Targeting Overvalued Treatment

“The first area we targeted was aligning surveillance procedures to patients who were most likely to derive benefit. For instance, in 1990 we spent at least $1 billion in breast cancer screening [for recurrence]. Today that number is several billion dollars. However, the ASCO and National Comprehensive Cancer Network (NCCN) guidelines agree that in the absence of symptoms, there is no evidence that CEA, CA 27-29, positron-emission tomography, computed tomography, and bone scans have any value as screening tools to follow women,” said Dr. Smith.

He emphasized that screening guidelines can be reviewed in less than 10 minutes, giving doctors the opportunity to explain to their patients that these expensive screening methods have no guideline-proven benefits for their breast health. “Instead, we should stress breast care that is effective, such as timely mammograms and maintaining a healthy lifestyle. The solutions that we proposed are that payers simply should not reimburse for these tests and the ASCO Quality Oncology Practice Initiative (QOPI) committee should audit for overuse,” said Dr. Smith.

Another recommendation was to only use sequential or monotherapies in the second-line setting or later metastatic treatments. Dr. Smith explained why this approach was important. “Patients will live just as long, and they will avoid unnecessary toxicity. This will result in fewer supportive care costs, fewer hospitalizations, and will ultimately lower oncology costs. Naturally, this approach requires honest discussions about goals of care.”

Dr. Smith remarked that it is also important to limit active therapy to patients with good performance status. “A good screening question to ask is, ‘Did this patient walk unaided to the clinic?’ If a patient’s ECOG performance status is 3 or 4, a discussion of prognosis and realistic treatment expectations should ensue,” noted Dr. Smith, adding that he and his colleague Bruce E. Hillner, MD, have written extensively about dose reductions that can obviate the need for granulocyte colony-stimulating factors (G-CSF) in solid tumors.

“The United States has 3% of the world’s population, but buys 75% of the world’s G-CSF. These drugs are essential when using certain types of chemotherapy, but we have not found any trial that shows better survival rates when using G-CSF in solid tumors,” said Dr. Smith.

One other “Choosing Wisely” recommendation was to switch to nonchemotherapy palliative care after the cancer grows through two or three regimens. “Using NSCLC as an example, we see that the use of chemotherapy after two or three regimens is toxic, expensive, rarely helpful, and prevents the planning for transitions to end-of-life care, such as timely entry into hospice,” said Dr. Smith.


Along with ASCO’s “Choosing Wisely” recommendations, Dr. Smith stressed that we need to change payment methods from those that incentivize overuse of testing and treatment to mechanisms that reward best practices.

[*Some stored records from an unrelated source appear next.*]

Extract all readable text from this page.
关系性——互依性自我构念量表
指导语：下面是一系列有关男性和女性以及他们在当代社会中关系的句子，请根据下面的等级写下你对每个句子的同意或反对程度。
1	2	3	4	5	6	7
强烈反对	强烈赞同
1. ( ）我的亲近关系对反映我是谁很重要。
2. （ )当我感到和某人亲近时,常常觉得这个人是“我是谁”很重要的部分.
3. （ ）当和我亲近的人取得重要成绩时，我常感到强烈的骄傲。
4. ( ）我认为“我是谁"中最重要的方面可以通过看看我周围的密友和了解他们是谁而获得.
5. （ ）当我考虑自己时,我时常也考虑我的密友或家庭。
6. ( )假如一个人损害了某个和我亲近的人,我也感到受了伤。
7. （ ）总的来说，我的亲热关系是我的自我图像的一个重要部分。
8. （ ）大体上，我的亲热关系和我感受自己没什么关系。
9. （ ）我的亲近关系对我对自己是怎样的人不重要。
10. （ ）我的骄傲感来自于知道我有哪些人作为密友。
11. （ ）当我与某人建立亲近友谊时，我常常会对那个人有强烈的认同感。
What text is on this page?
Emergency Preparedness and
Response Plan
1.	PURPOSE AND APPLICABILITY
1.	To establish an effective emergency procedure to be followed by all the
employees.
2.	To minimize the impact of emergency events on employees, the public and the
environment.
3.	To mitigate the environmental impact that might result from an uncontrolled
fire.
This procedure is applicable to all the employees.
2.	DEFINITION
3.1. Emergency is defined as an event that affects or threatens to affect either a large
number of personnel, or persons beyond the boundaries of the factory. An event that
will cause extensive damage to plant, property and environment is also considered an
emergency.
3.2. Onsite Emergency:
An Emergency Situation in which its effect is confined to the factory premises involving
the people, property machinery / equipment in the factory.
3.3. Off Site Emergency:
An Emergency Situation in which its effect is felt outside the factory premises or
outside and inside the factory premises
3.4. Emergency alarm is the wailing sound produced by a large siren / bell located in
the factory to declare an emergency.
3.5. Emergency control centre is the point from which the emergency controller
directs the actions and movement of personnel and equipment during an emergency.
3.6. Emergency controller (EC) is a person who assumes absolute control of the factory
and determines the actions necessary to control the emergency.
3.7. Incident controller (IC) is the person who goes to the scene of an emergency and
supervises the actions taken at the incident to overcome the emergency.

“Under the current fee-for-service practice, oncologists derive more than 50% of their revenue from the drugs they prescribe. I think this system will face continued pressure to change,” said Dr. Smith. “One alternative is fixed provider payment systems (ie, salaried physicians), in which physicians will trade lower revenue streams for more secure incomes. It’s important to note that the Veterans Affairs systems have equivalent outcomes to private practices while working on a fixed budget. Moreover, as a community, we eventually need to see Medicare as a scarce resource, not a profit center.”

Dr. Smith said that the oncology community could provide actionable solutions to improve both quality and cost of care by using treatments based on evidence, better end-of-life care and coordination, more standardized practice methods, using clinical pathways, and more auditing with the intent of practice change. “The consequences of changing our practice habits will result in equal or better care and sustainable growth in our delivery system,” concluded Dr. Smith. ■

Disclosure: Dr. Smith reported no potential conflicts of interest.


1. Smith TJ: Reducing the costs of cancer care: Bending the curve and how. 2012 ASCO Annual Meeting. Education Session. Presented June 2, 2012.